Single by Toni Childs

from the album House of Hope
- Released: 8 July 1991
- Length: 6:26 (album version); 4:40 (single version);
- Label: Polydor; A&M;
- Songwriters: David Ricketts; Toni Childs;
- Producers: David Ricketts; Toni Childs; Gavin Mackillop;

Toni Childs singles chronology
| "Many Rivers to Cross" (1989) | "I've Got To Go Now" (1991) | "House of Hope" (1991) |

Music video
- "I've Got to Go Now" on YouTube

= I've Got to Go Now =

1991 single by Toni Childs

"I've Got to Go Now" is a song written by David Ricketts and Toni Childs and released as the first single from Childs' second album, House of Hope (1991), in July 1991. The lyrics tell a tale of a woman leaving an abusive relationship. In a review of House of Hope, Tom Demalon of AllMusic said, "Childs dramatic vocals imbue the protagonist with willful, albeit fragile, resolve and a spirit that is moving."
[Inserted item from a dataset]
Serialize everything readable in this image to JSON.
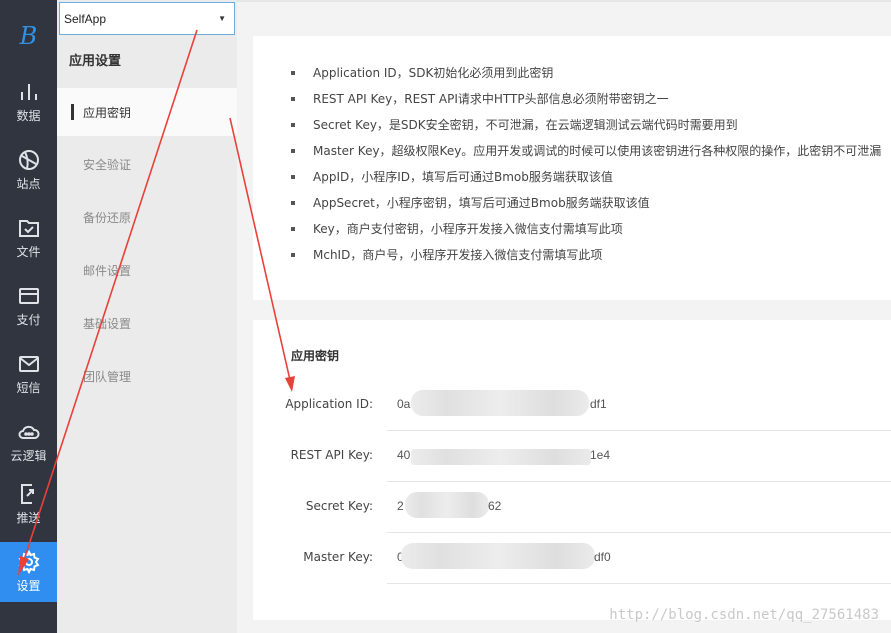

The song was a commercial success in Australia, reaching number five on the ARIA Singles Chart, and it also peaked at number 19 in New Zealand. It has since been certified gold in Australia for shipments exceeding 35,000 copies. The song was not as successful worldwide, only reaching number 78 in Germany.

==Track listings==
Australasian CD and cassette single; UK 7-inch single
1. "I've Got to Go Now"
2. "Three Days"

UK CD single
1. "I've Got to Go Now"
2. "Don't Walk Away" (extended remix)
3. "Three Days"

UK 12-inch single
A1. "I've Got to Go Now" (alternate ending) – 4:40
A2. "Three Days" – 4:15
B1. "Don't Walk Away" (extended remix) – 7:32

European CD single
1. "I've Got to Go Now" – 4:40
2. "Zimbabwe" (remix) – 6:25
3. "Three Days" – 4:14

==Charts==

===Weekly charts===

| Chart (1991) | Peak position |
|---|---|
| Australia (ARIA) | 5 |
| Germany (GfK) | 78 |
| New Zealand (Recorded Music NZ) | 19 |

===Year-end charts===

| Chart (1991) | Position |
|---|---|
| Australia (ARIA) | 36 |

==Certifications==

| Region | Certification | Certified units/sales |
| Australia (ARIA) | Gold | 35,000^{^} |
^{^} Shipments figures based on certification alone.